No Brasil de Gal, Elis, Bethânia, Nara, Elba, Alcione, Fafá, Nana e Simone, havia um Emílio. Rara voz masculina a se destacar num país de cantoras, Emílio Santiago morreu no início da manhã de ontem, aos 66 anos. Ele estava internado desde o dia 7 de março no hospital Samaritano, na Zona Sul do Rio de Janeiro, após ter sofrido um acidente vascular cerebral (AVC) isquêmico. No dia 4, fez sua última aparição pública, no programa Encontro com Fátima Bernardes e tinha shows marcados para os dias 22 e 23, em São Paulo.
O velório do cantor foi realizado ontem, na Câmara de Vereadores do Rio de Janeiro, no centro da cidade, e foi aberto ao público. O enterro do artista acontece às 11 horas de hoje, no Memorial do Carmo, no Caju, Região Portuária do Rio. Ele será enterrado ao lado do local onde sua mãe foi sepultada.
Trajetória
Emílio Santiago teve uma trajetória típica dos artistas de sua geração. Estreou em 1970, como cantor num festival da Faculdade Nacional de Direito, que então cursava. Entre os jurados, estavam nomes como Marlene, Beth Carvalho e Marcos Valle. Os prêmios que levou do júri (foi escolhido o melhor intérprete, e duas das três canções que apresentou ficaram com o segundo e o terceiro lugares) foram um inegável incentivo para que seguisse na carreira artística, uma possibilidade que ele não considerava seriamente.
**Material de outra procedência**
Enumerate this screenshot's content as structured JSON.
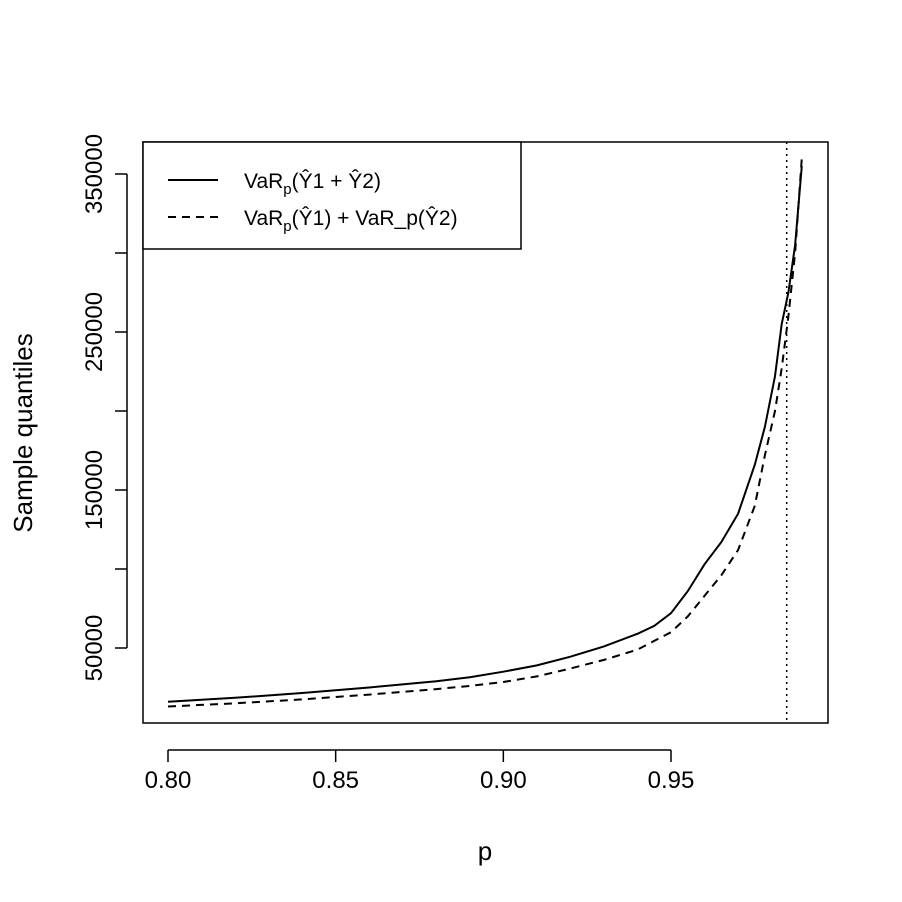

Ainda na faculdade, Emílio passou a frequentar programas de calouros na televisão. Chegou à final de um deles, A Grande Chance, comandado por Flávio Cavalcanti, na TV Tupi apresentando "Que Bobeira", canção de Marcos e Paulo Sérgio Valle. Após se formar, seguiu com a música, influenciado por nomes como Nelson Gonçalves, Anísio Silva e Cauby Peixoto. Sua voz aveludada e elegante, de afinação perfeita e divisões espertas, o levou a ser crooner na orquestra de Ed Lincoln, abrindo portas também para que se apresentasse em várias casas noturnas. Na boate Colt 45, no Leblon, abria o show de Marlene. Na boate Fossa, era o aperitivo para Tito Madi e Marisa Gata Mansa.
Em 1973, lançou o seu primeiro compacto, com "Transa de Amor" e "Saravá Nega". Dois anos depois, chegou o primeiro disco, homônimo, pela gravadora CID, no qual interpretava canções de Ivan Lins, Jorge Ben, João Donato, Nelson Cavaquinho e Marcos Valle, entre outros. Em 1976, foi contratado pela Philips/Polygram, onde permaneceu até 1984, gravando dez discos. O crítico Sérgio Cabral saudou: "Finalmente, um cantor que canta".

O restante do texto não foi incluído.